La séparation des pouvoirs
En dernière analyse, la religion des Européens fonde et justifie par la théologie et la mythologie la fameuse règle de la séparation des pouvoirs : religieux, politique, militaire, économique. Elle conduit à une situation inverse de celle de l’Iran, devenu République islamique, où la totalité des pouvoirs est concentrée sur le pôle religieux, situation lourde de menaces et pour le pouvoir islamique et pour le peuple iranien.

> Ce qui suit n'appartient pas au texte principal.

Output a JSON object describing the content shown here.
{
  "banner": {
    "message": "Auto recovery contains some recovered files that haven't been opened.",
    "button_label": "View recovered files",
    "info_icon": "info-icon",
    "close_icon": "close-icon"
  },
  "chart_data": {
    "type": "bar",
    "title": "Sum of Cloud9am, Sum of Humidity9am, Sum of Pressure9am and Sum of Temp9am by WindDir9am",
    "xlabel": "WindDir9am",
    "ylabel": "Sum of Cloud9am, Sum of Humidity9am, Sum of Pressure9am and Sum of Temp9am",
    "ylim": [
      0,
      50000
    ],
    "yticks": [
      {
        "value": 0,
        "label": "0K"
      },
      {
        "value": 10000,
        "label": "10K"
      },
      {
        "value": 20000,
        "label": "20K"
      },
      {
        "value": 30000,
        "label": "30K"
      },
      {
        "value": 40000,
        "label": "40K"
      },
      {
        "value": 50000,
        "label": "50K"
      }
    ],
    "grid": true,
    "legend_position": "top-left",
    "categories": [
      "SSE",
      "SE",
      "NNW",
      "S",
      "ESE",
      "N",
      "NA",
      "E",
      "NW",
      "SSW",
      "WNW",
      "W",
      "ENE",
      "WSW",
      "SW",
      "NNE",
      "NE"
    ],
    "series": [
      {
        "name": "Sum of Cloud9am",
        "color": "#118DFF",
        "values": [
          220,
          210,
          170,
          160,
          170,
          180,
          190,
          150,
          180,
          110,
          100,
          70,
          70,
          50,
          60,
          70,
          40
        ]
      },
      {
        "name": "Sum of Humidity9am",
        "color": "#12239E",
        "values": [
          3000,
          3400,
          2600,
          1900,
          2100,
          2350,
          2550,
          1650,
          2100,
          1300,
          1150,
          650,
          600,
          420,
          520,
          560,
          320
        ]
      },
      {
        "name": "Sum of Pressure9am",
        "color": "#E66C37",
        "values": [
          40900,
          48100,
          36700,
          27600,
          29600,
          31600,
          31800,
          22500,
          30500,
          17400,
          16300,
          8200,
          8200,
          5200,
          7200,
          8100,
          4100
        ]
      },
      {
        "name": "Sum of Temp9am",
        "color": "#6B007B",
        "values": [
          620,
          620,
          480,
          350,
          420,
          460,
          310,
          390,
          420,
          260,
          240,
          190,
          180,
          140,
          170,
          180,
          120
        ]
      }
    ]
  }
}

Mais le principe de séparation des pouvoirs doit être sans cesse affirmé et défendu. Le jugement rendu en novembre 2003, au terme du procès de l’affaire ELF, illustre bien cette nécessité : les anciens dirigeants ont été condamnés à de lourdes peines de prison et à des amendes élevées pour avoir détourné à leur profit une partie des revenus du groupe pétrolier. Le verdict a certes mis fin à l’impunité d’une élite économique qui se croyait au-dessus des lois ; mais il a occulté la responsabilité de l’Etat qui, en utilisant lui aussi les revenus du groupe, a permis selon un journaliste « à tous les gouvernements français depuis le général de Gaulle de financer des activités diplomatiques tous azimuts, en particulier sur le continent africain. » Le juge qui sollicitait l’ouverture des dossiers détenus par les Douanes qui gardaient mémoire des commissions versées par le groupe et approuvées par la présidence de la République, se heurta à un incontournable Secret Défense. La collusion entre la politique et l’économie est ici patente et regrettable.
Le réalisme indo-européen
Contrairement aux théologies révélées, mazdéenne, juive, chrétienne, musulmane et même au communisme, qui annoncent des lendemains qui chantent, la religion des Européens est manifestement pessimiste en ce qui concerne la nature humaine, elle qui fait retentir à nos oreilles la terrible imprécation de Déméter : « Hommes ignorants, insensés, qui ne savez pas voir venir votre destin d’heur et de malheur ! » et la plainte des muses qui chantent le sort misérable des hommes, « insensés et impuissants à découvrir un remède contre la mort et un recours contre la vieillesse. » Ce pessimisme – ou ce réalisme – est peut-être l’une des causes de son étonnante longévité et l’une des meilleures garanties pour son avenir.